At John F. Kennedy High School in Richmond, Calif., for example, students enrolled in last year’s AP Physics and AP English did not have a formal, long-term teacher for the entire school year. Many students declined to take the AP exams because they felt unprepared.
“There are always lots of pressing problems at a high school,” says Dolores del Barco, an Oakland administrator who recently completed a two-year project aimed at increasing AP enrollment. The position was prompted by a U.S. Office of Civil Rights investigation into minority access to higher level courses.
Del Barco, now a vice principal at Fremont High School in Oakland, says the number of teachers trained in AP increased from 23 to 66 last year, and the number of students enrolled went up from 913 to 1,090. She expects this year’s numbers to be higher yet. And most Oakland schools would be eligible for the state’s AP challenge grants to further enhance the AP program.
A Long Way to Go
But Dr.

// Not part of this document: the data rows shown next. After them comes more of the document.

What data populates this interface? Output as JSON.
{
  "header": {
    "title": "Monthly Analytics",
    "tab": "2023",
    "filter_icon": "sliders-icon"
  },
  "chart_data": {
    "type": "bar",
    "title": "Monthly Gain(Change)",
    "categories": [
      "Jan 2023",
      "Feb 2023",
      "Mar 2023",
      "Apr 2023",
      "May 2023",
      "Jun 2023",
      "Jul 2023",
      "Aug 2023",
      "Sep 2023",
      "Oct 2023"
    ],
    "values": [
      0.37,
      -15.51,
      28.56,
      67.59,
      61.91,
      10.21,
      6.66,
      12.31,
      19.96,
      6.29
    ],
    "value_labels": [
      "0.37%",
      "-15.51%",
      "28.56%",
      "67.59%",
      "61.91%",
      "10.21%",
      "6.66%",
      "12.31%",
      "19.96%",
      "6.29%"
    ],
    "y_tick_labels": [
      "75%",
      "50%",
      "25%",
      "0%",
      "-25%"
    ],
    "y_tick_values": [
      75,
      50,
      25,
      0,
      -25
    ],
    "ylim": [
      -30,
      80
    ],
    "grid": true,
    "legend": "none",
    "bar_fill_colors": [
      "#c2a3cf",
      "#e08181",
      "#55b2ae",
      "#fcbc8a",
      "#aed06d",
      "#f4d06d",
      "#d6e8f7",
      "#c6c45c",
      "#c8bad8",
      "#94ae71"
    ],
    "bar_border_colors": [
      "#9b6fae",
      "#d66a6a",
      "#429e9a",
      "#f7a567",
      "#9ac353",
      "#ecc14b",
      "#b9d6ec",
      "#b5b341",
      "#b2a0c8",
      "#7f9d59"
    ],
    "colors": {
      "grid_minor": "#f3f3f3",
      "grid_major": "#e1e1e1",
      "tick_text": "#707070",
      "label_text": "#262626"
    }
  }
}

Harriette Stevens, director of UC Berkeley’s Alliance for Collaborative Change in School Systems, says there is still a long way to go before minorities are enrolling in AP courses in high numbers.
“Even in the schools that have a very high proportion of African American students, it’s not necessarily reflected in the advanced courses,” Stevens says, adding that few AP teachers are African American. “There’s a lot of work to be done in that area.”
Under Stevens, Berkeley’s ACCESS program provides professional development for math teachers to teach advanced curriculum in Oakland and other districts. While offering the courses is one challenge, preparing kids to take them is another. “If you look at an eighth-grade algebra course, that’s where you want to see the diversity,” Stevens says. “If you don’t have it there, you’re probably not going to see it at the 12th grade.”
Linda Halpern, D’Johns’ English teacher and a 31-year veteran of Castlemont, agrees that the AP program still isn’t serving Black students as well as it could. Though about two-thirds of Castlemont’s students are African American, she has only seven Black students in her AP English Language class of 37.
Halpern also says some students who signed up to take AP courses weren’t scheduled into the classes. “There’s a spirit of lower expectations for these kids,” she says.
Halpern says she can count on two hands the number of Castlemont students of any race who have passed AP exams in any subject in the last several years. She blames deficient preparation and insufficient commitment on the part of the school, but she also notes impediments in the exams themselves. If the English exams concentrated more on American English than on British English, she says, her students would do better.
Nevertheless, Halpern believes the experience is still invaluable preparation for college.
D’Johns agrees. She took AP exams in English, U.S. history, and chemistry last year. She scored a 1 in chemistry, a 2 in history and another 2 in English. Though her scores won’t allow her to skip those classes in college, D’Johns still will receive extra credit for those classes when she applies to the University of California. The three historically Black colleges to which she applies also are bound to look at her challenging high school curriculum when they review her application and see her as a student likely to succeed in college.
But D’Johns is looking past college acceptance, and focusing on the rigorous coursework she will encounter once she gets there. She believes the AP courses helped her do that.
“It’s not all about passing the test,” she says. “I felt like I really learned something. I think it will still help for college.”